Date Published:
Jun 09, 2025
Focus Area(s):
Code:
DP 2025-13

In the decade from 2012 to 2021, Philippine higher education experienced three major reforms: the adoption of an outcomes-based typology for programs and institutions, the establishment of the Philippine Qualifications Framework to set competency standards, pathways, and equivalencies, and the implementation of K to 12 legislation, which added two years to the country’s basic education cycle.

Have these reforms resulted in improvements to the minimum standards embodied in the Policies, Standards, and Guidelines (PSGs) of the Commission on Higher Education (CHED) formulated by independent Technical Panels? This study addresses the issue by taking current PSGs from the ten most-subscribed programs and examining the quality of their learning outcomes and performance indicators, using criteria shared by many global quality assurance bodies. It then compares curriculum designs (total credits, proportion of general education and professional courses, internships) to benchmarks from Australia, the European Union (EU), and the Association of Southeast Asian Nations (ASEAN). Lastly, it consolidates the findings from key informant interviews with six Technical Panel chairs and identifies good practices that can be shared, as well as forms of CHED support that are most urgently needed.
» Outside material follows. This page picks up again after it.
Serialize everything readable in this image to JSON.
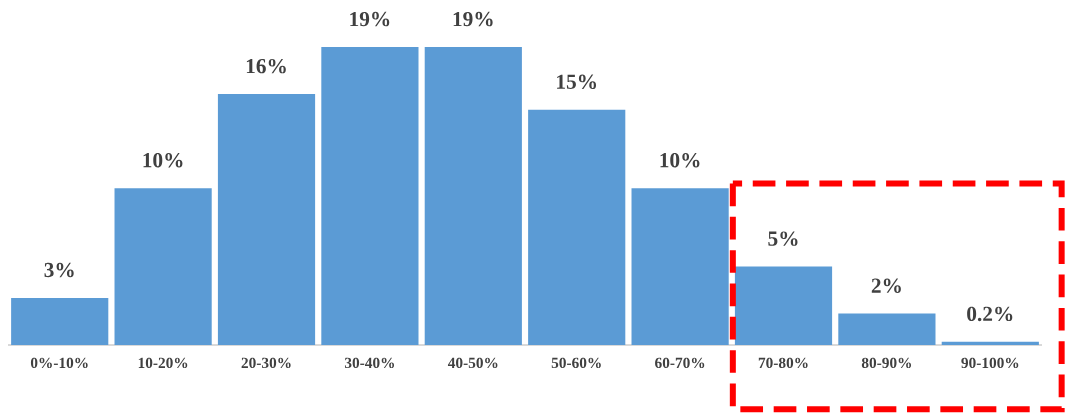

The emergent picture indicates overall improvement in the adoption of outcomes-based principles in curriculum design, but with a high degree of heterogeneity both within and across programs. Quality practices such as the use of verbs from Bloom’s Taxonomy and the preference for more authentic assessments are evident in every set of PSGs, but could still be applied more consistently. On curriculum design (total credits and distribution of course types), the uniform finding is that general education courses have been reduced but promptly replaced by professional courses, resulting in overall academic loads that are significantly higher than benchmarks from Australia, the EU, and ASEAN. Finally, while a few Technical Panels have been able to produce significantly improved, even exemplary, sets of PSGs, strategic clarity and organizational support from CHED are urgently needed for the quality assurance cycle to function effectively.